Keep in mind that documentation on using the SDK is sparse. For most developers, knowledge of the SDK has been derived through trial and error and extensive exploration of the contents of the SDK. You may have some luck posting questions to the Research & Resources forum on the Hex-Rays support forums, where other IDA users familiar with the SDK may answer them. An excellent third-party resource providing an introduction to the SDK and plug-in writing is Steve Micallef’s guide titled IDA Plug-in Writing in C/C++.[115]

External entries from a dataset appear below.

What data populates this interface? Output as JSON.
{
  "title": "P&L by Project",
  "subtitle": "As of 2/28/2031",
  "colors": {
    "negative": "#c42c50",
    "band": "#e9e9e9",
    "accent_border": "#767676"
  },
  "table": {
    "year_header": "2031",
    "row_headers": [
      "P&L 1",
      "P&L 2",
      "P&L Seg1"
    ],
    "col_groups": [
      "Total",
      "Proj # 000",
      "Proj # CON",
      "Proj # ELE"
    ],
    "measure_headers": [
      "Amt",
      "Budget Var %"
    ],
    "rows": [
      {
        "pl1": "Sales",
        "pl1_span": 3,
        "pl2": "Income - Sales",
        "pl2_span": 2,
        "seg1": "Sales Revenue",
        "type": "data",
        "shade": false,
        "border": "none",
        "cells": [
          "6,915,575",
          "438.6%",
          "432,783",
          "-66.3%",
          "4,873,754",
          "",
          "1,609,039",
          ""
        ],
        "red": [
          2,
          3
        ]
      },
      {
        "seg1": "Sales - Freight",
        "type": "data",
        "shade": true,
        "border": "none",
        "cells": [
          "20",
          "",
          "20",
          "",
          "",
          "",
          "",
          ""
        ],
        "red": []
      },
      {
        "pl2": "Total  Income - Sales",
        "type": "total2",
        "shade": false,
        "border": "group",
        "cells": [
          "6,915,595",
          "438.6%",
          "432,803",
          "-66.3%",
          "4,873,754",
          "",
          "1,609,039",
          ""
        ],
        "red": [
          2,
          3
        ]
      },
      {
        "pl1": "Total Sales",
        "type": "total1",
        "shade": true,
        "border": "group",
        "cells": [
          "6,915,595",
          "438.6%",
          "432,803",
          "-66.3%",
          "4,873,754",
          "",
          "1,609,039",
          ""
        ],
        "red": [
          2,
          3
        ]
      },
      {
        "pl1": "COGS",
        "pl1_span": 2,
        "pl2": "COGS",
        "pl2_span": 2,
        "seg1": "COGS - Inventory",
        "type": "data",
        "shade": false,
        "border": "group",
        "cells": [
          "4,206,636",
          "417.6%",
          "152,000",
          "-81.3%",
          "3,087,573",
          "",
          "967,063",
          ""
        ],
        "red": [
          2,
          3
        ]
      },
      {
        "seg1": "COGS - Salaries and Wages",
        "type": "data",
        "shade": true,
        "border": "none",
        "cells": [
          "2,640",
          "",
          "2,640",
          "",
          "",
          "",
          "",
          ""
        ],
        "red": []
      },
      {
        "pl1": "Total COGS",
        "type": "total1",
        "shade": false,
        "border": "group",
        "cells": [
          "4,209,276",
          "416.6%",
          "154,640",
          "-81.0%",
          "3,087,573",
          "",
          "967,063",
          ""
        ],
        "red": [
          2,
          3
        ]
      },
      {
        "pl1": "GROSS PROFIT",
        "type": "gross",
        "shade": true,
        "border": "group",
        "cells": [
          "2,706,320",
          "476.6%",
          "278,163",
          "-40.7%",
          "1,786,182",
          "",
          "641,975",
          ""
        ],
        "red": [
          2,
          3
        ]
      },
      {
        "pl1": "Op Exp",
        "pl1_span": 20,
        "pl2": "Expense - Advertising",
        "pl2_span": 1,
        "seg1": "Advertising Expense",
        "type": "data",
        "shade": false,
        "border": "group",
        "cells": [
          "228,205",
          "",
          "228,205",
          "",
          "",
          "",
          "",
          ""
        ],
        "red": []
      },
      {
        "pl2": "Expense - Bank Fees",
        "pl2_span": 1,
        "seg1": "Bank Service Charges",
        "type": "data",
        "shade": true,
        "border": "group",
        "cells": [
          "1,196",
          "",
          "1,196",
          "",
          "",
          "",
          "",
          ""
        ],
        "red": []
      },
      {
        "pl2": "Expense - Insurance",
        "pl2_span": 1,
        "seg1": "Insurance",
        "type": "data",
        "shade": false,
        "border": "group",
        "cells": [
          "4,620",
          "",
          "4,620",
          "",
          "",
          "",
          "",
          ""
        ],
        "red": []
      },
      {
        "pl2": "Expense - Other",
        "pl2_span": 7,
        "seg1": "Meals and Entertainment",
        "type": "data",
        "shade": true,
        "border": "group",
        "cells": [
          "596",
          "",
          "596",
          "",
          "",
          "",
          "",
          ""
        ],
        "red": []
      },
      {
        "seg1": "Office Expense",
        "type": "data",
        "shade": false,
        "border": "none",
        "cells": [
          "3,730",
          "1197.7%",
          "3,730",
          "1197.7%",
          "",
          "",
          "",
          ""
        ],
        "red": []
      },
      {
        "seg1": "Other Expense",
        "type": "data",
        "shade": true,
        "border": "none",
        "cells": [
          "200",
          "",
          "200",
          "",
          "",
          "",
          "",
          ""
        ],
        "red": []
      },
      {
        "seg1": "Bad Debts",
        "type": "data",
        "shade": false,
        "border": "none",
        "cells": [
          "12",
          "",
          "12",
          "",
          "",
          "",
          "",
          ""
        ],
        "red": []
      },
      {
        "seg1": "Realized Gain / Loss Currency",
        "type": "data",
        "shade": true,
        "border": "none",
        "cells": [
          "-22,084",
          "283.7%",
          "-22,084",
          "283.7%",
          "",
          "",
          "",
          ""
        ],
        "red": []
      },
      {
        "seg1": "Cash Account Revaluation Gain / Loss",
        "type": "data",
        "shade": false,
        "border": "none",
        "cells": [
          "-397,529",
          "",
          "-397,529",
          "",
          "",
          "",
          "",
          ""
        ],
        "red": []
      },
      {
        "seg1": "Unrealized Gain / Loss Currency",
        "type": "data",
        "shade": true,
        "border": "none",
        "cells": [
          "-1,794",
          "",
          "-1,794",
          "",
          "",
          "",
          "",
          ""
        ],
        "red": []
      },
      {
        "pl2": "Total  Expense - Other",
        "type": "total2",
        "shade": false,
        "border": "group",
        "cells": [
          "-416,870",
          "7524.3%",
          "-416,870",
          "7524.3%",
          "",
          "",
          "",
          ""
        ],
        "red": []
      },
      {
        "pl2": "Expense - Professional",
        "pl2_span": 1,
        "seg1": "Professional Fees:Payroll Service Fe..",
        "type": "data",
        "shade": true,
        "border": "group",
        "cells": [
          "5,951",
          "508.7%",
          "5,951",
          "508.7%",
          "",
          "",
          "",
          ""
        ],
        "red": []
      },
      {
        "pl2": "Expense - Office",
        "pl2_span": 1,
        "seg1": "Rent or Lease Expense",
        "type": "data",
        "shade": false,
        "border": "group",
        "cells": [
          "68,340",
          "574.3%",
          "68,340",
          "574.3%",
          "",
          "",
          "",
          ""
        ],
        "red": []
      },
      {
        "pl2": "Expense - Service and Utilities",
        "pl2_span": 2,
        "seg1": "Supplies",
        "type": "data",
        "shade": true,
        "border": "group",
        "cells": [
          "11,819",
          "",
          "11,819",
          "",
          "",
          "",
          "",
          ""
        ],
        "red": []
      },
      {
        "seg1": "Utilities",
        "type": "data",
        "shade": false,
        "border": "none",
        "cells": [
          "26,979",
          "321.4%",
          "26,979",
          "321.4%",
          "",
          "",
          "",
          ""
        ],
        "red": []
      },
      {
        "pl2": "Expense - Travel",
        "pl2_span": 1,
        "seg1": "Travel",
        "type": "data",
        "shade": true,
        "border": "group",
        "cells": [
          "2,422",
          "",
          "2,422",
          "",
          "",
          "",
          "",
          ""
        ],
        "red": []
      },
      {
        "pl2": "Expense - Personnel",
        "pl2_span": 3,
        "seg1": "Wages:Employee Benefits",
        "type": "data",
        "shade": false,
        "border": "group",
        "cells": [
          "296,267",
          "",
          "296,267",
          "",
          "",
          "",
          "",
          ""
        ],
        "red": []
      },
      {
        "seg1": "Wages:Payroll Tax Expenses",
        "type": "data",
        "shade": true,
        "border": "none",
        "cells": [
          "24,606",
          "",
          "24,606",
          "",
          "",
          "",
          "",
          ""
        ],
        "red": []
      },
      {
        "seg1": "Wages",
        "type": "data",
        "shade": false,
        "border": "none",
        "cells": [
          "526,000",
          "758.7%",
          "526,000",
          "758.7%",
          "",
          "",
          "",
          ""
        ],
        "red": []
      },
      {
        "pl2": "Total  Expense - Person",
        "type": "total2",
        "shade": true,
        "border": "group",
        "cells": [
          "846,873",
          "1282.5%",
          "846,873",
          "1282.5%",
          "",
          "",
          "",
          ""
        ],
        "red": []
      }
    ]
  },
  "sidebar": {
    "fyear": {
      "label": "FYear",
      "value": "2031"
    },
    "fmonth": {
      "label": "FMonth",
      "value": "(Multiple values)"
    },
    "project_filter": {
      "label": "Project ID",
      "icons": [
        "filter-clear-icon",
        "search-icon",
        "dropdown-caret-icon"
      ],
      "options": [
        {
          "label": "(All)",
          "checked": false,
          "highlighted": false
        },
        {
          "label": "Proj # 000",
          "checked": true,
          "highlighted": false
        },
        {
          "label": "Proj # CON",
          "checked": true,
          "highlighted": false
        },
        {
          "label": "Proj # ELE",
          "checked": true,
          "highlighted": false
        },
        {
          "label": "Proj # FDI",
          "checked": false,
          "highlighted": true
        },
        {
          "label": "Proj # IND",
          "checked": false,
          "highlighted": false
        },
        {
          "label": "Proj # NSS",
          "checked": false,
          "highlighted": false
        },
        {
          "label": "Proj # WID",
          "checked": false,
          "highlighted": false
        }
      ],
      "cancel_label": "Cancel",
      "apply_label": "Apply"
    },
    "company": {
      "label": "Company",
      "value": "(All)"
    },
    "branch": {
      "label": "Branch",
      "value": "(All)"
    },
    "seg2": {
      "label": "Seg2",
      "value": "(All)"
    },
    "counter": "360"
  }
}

One of the more frustrating aspects of using the SDK is not related to programming at all. Instead, you may find that it is relatively easy to code up a solution to a problem only to find that it is virtually impossible to successfully build your module. This is true because it can be difficult to support a wide variety of compilers with a single code base, and coding a solution is complicated by the fact that library file formats recognized by Windows compilers are often incompatible with one another.
All of the examples included with the SDK were created to be built using Borland tools. From install_make.txt we have the following quote from Ilfak:
WIN32 versions can be created only by Borland C++ CBuilder v4.0. Probably the old BCC v5.2 will work too, but I haven’t checked it.
That being said, other install_xxx files offer pointers on how to successfully build modules with other compilers. A few of the example modules contain files for building with Visual Studio (<SDKDIR>/plugins/vcsample, for example), while install_visual.txt offers a series of steps for properly configuring SDK projects using Visual C++ Express 2005.
In order to build modules using Unix-style tools, either on a Unix-style system such as Linux or using an environment such as MinGW, the SDK provides a script named idamake.pl that converts the Borland-style make files into Unix-style make files prior to initiating the build process. This process is discussed in install_linux.txt.
Note
The command-line build scripts provided with the SDK expect an environment variable named IDA to point to <SDKDIR> . You can set this globally for all scripts by editing <SDKDIR>/allmake.mak and <SDKDIR>/allmake.unx to set this variable or by adding an IDA environment variable to your global environment.
Steve Micallef’s guide also provides excellent instructions for configuring build environments for building plug-ins with various compilers. Our personal preference when building SDK modules for Windows versions of IDA is to use the MinGW tools gcc and make. The examples presented in Chapter 17, Chapter 18, and Chapter 19 include makefiles and Visual Studio project files that do not rely on any of the build scripts included with the SDK and that are easy to modify to suit the needs of your projects. Module-specific build configuration will also be discussed in each of these chapters.
[114] A blocking operation is an action that causes a program to come to a halt while it awaits completion of the action.